Like I said, pure Herzog.
'The Great Ecstasy of Woodcarver Steiner' documents Walter Steiner's participation in ski-jumping championships in 1973 and 1974, in which he outclasses all and sundry. And not by hair's-breadth distances, either. In his most spectacular jump, Steiner covers 179 metres at a speed of 140mph, 10 metres in excess of the previous best. His landing is awkward, however, and he falls and goes tumbling. Helped up, Steiner seems self-conscious in the presence of the cameras and hurries away, weaving unsteadily. There is some speculation as to whether this is the end of his career as a ski-jumper. However, he proves the doomsayers wrong and completes another jump the same day. In this emotional and gripping sequence, Herzog captures the athlete's moment of crisis. He also captures his passion, his introspection and his quiet humanity.
More so, perhaps, than any other subject, films about sport - documentary or otherwise - depend to a degree greater than their actual quality or success as examples of film-making upon the audience's interest in the sport in question. Herzog is deeply passionate about ski-jumping ("I literally grew up on skis," he recounts in 'Herzog on Herzog'). Me, I've always been more interested in movies and music and literature than sport; short of occasionally watching the snooker, I'm not a sports fan at all. I had no knowledge of or interest in ski-jumping before I saw 'The Great Ecstasy of Woodcarver Steiner'. And yet I find it compelling; fascinating.
This is due entirely to Herzog's decision to film the jumps at speeds of between four and five hundred frames per second (as opposed to the normal speed twenty-four frames per second). The resulting footage is slo-mo to the extreme. A jump of just seconds' duration, Steiner's momentum almost a blur, is replayed as a heart-stopping, awe-inspiring, visually poetic journey of a minute or more. 'The Great Ecstasy of Woodcarver Steiner' is full of these kind of shots, Steiner seeming to hang in the air, body inclined so far forward as to be almost parallel with his skis, trees and the snow-carpeted landscape drifting beneath him, the sky his witness.
This is not the documentary form as an exercise in realism.
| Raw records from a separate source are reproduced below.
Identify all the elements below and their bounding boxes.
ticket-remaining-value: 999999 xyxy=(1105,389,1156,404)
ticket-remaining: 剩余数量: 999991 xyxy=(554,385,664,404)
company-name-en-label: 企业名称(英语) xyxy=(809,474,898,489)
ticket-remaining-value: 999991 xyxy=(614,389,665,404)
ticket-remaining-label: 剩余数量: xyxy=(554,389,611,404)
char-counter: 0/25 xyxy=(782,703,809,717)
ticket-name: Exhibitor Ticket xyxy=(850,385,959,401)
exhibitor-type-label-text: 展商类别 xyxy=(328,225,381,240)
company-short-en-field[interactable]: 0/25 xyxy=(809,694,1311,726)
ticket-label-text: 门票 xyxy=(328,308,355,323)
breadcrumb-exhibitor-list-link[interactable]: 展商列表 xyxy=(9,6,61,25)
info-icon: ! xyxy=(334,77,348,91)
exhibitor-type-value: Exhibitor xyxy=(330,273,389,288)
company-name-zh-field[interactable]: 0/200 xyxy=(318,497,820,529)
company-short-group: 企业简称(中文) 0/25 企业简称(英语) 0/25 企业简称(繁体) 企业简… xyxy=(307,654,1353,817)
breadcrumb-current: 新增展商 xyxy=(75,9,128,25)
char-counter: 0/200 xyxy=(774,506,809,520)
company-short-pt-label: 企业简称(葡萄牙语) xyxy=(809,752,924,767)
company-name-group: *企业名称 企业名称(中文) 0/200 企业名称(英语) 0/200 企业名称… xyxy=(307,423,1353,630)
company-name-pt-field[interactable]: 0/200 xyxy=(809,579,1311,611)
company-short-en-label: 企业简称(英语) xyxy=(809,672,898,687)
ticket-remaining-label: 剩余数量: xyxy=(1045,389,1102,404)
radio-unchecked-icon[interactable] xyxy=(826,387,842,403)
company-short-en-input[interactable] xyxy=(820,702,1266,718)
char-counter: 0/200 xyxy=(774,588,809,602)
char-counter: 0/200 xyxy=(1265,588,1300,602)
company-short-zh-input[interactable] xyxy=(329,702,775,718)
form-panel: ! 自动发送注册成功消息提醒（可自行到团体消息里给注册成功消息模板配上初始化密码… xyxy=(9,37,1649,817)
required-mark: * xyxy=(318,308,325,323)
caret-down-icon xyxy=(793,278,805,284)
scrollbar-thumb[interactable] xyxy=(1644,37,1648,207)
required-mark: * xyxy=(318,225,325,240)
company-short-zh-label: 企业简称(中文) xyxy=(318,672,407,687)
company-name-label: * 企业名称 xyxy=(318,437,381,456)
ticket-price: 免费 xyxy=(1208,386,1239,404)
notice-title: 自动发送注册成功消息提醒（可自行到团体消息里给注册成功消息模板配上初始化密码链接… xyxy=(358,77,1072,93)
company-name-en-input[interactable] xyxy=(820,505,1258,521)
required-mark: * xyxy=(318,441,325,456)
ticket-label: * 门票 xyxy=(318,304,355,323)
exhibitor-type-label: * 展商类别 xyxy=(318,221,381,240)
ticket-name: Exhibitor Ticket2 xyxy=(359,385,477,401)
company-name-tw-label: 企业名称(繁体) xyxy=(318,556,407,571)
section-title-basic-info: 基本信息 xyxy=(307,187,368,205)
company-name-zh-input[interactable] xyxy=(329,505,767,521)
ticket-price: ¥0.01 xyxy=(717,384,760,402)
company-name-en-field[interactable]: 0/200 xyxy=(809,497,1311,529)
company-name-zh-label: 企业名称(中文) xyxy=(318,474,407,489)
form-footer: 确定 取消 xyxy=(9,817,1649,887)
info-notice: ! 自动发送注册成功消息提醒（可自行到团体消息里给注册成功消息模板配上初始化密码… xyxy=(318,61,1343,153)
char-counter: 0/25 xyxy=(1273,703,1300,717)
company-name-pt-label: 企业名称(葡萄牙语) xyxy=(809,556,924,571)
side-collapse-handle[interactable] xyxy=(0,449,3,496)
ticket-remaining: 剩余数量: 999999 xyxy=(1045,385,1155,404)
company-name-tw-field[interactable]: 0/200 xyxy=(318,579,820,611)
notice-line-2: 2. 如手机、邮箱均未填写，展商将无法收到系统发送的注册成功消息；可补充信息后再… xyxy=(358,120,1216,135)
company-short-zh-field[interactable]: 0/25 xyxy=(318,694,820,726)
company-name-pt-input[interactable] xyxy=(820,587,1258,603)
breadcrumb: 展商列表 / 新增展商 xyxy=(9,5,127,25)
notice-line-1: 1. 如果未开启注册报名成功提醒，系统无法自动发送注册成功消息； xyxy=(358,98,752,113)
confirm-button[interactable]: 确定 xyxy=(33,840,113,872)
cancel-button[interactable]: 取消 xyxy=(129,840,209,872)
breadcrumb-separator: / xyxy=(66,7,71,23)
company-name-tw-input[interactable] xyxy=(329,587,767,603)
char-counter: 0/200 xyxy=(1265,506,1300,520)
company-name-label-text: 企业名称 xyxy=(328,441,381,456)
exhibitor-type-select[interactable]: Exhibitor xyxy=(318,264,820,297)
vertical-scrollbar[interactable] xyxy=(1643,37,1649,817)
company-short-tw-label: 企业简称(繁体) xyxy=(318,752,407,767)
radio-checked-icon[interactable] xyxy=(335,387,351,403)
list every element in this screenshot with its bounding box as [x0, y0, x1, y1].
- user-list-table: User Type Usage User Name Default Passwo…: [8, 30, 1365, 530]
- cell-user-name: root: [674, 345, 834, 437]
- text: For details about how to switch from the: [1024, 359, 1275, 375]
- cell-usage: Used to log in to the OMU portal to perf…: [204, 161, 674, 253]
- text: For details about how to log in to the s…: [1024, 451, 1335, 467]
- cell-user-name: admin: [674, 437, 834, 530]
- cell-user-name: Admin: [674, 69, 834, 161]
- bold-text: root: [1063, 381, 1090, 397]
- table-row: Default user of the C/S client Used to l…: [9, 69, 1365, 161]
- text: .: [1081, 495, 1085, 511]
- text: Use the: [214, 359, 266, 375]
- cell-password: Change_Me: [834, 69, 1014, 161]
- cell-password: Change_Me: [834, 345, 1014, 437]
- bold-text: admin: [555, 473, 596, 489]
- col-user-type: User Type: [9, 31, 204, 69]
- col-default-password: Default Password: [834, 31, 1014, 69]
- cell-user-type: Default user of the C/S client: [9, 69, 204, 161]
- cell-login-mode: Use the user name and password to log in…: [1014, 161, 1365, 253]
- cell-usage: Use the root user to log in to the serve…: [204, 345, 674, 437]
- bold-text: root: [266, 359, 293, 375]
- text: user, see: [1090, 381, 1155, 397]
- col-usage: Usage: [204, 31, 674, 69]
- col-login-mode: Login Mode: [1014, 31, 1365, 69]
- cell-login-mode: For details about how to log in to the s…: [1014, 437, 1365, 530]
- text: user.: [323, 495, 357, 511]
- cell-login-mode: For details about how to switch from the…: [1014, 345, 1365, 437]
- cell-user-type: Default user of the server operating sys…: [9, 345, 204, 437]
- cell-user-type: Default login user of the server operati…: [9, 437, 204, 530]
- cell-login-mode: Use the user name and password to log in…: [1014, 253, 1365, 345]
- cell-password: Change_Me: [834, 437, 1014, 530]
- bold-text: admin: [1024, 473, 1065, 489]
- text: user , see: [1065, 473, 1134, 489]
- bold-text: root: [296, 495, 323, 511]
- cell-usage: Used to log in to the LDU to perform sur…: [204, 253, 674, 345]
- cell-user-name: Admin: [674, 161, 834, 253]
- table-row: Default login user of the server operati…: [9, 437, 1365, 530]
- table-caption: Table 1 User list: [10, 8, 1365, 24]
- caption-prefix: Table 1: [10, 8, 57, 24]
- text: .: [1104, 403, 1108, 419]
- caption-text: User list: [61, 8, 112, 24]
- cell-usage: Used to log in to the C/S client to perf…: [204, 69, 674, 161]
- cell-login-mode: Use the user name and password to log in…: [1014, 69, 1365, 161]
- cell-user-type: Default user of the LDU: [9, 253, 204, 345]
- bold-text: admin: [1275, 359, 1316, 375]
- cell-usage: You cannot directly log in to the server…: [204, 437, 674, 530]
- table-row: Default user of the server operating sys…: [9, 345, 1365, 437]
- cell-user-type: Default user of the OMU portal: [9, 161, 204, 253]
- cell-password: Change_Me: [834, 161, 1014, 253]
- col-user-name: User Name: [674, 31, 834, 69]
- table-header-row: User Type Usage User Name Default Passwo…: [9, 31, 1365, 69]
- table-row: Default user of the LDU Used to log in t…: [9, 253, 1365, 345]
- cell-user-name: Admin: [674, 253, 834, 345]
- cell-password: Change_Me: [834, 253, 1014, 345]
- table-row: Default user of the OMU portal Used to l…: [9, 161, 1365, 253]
There is nothing of Cinéma Vérité here. Instead, 'The Great Ecstasy of Woodcarver Steiner' is arguably the first instance of Herzog the documentarist striving for what he would later describe as "ecstatic truth". The sight of Steiner flying through the air in poetic and ethereal slo-mo is blatantly not realistic - speed is critical to momentum and distance covered and therefore a critical part of ski-jumping - but the grace of the man in flight, the emphasis on the magnitude of the jump itself, the look on his face (the great ecstasy of the title): this is the truth Herzog seeks. And finds.